End with VERDICT: PASS, FAIL, or NEEDS_REVIEW.

This agent remembers what it found last time. It knows which patterns keep recurring. After a few reviews, it starts catching project-specific issues that a generic reviewer would miss.

A SessionStart hook with file watching plus an asyncRewake safety net:

settings.json:

{
  "hooks": {
    "SessionStart": [{
      "hooks": [{
        "type": "command",
        "command": "~/.claude/hooks/session-context.sh",
        "statusMessage": "Loading project context..."
      }]
    }],
    "PreToolUse": [{
      "matcher": "Bash",
      "hooks": [{
        "type": "command",
        "command": "~/.claude/hooks/auto-approve-readonly.sh"
      }, {
        "type": "command",
        "command": "~/.claude/hooks/block-dangerous.sh",
        "asyncRewake": true,
        "statusMessage": "Safety check..."
      }]
    }]
  }
}

~/.claude/hooks/block-dangerous.sh:

#!/bin/bash
CMD=$(jq -r '.tool_input.command' < /dev/stdin)
echo "$CMD" | grep -qE '(rm -rf /|sudo rm|chmod 777|> /dev/)' && exit 2 || exit 0

Read-only commands get auto-approved instantly. Dangerous commands get blocked. Everything in between goes through normal permission flow. The safety scanner runs async so it doesn’t slow anything down on the happy path.

A skill with model override, effort control, and agent delegation:

---
name: architecture-review
description: Deep architecture review using max effort, delegated to fresh-eyes agent
agent: fresh-eyes
effort: max
---
Review the architecture of this project. Ignore existing conventions (the agent has omitClaudeMd: true).
Focus on: $ARGUMENTS

Evaluate structural decisions, dependency graph health, separation of concerns, and scalability characteristics.

This chains three undocumented features: effort: max for deep thinking, agent delegation to a specific agent, and that agent uses omitClaudeMd: true for unbiased analysis.

These undocumented features reveal the gap between what Claude Code is today and what Anthropic is building it to become. The hooks system with event-specific response fields is a programmable middleware layer for AI tool use, more flexible than most CI/CD pipelines. Persistent agent memory creates AI specialists that accumulate genuine expertise across sessions. The dream consolidation system is learning from experience without model retraining. The auto-mode classifier accepts natural language descriptions of your environment to make safety decisions.

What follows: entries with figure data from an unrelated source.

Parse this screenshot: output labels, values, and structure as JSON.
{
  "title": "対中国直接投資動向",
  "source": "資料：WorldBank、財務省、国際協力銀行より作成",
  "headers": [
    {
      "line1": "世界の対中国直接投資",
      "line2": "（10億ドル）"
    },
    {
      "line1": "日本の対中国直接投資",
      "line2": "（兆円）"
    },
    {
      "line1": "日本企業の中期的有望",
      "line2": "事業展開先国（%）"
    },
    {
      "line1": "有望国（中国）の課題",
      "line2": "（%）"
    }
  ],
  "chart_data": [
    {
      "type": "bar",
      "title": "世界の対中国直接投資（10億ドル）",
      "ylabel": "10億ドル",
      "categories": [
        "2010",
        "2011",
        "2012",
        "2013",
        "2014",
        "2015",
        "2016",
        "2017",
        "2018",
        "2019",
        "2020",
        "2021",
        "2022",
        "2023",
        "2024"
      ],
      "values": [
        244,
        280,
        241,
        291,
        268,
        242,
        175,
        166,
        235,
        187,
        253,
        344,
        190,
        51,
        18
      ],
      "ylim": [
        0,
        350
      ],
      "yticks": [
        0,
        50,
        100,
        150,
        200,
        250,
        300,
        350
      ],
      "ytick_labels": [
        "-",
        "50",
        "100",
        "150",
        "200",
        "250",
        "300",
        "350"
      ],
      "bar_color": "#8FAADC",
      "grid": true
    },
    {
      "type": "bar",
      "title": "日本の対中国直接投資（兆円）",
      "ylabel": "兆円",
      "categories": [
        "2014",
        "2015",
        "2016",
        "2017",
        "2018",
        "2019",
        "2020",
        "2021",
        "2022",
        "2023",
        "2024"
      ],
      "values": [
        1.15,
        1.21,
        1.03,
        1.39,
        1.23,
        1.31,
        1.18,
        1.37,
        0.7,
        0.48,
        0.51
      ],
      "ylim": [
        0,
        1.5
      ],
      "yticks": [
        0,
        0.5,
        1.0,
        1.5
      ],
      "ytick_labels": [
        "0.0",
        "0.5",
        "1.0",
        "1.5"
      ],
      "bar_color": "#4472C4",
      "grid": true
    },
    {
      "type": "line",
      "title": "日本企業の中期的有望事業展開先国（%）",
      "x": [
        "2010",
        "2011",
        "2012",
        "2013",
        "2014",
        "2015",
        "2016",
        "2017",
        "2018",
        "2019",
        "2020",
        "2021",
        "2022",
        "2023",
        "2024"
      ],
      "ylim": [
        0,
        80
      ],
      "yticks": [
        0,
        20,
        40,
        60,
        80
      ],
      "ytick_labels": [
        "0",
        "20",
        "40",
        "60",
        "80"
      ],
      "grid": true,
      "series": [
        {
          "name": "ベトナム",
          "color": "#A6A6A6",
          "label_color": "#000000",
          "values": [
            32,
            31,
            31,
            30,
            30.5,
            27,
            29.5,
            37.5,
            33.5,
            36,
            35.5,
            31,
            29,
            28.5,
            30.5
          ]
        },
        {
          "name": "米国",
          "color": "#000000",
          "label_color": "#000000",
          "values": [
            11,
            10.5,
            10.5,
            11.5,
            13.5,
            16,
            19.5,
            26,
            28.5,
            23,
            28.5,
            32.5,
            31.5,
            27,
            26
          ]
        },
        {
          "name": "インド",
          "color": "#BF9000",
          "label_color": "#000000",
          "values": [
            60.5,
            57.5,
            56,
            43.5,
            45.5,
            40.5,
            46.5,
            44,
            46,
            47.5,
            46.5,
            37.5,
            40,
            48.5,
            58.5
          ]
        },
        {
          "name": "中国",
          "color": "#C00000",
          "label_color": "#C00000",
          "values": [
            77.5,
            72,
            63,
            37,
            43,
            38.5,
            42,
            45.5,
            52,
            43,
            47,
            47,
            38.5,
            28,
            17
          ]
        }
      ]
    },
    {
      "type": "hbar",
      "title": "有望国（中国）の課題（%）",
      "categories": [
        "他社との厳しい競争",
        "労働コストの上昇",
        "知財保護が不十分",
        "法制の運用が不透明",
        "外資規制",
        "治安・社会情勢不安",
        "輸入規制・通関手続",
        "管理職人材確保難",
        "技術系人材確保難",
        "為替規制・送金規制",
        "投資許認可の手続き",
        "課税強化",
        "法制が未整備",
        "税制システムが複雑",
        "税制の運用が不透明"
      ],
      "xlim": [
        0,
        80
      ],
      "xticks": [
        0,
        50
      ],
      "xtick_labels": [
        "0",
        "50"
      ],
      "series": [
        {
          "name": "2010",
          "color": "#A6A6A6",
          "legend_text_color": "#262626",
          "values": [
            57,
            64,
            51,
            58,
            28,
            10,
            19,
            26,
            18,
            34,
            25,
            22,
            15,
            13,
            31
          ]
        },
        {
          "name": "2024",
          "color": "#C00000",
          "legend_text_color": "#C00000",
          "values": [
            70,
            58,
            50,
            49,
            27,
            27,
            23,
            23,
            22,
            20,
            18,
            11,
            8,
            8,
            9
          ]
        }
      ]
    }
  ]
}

These aren’t hidden settings or easter eggs. They’re the scaffolding for persistent, learning, autonomous AI development environments, and they’re already functional in the npm package on your machine. The docs will probably catch up eventually, but if you want to build on the cutting edge of what Claude Code can actually do, the source code is where the real documentation lives.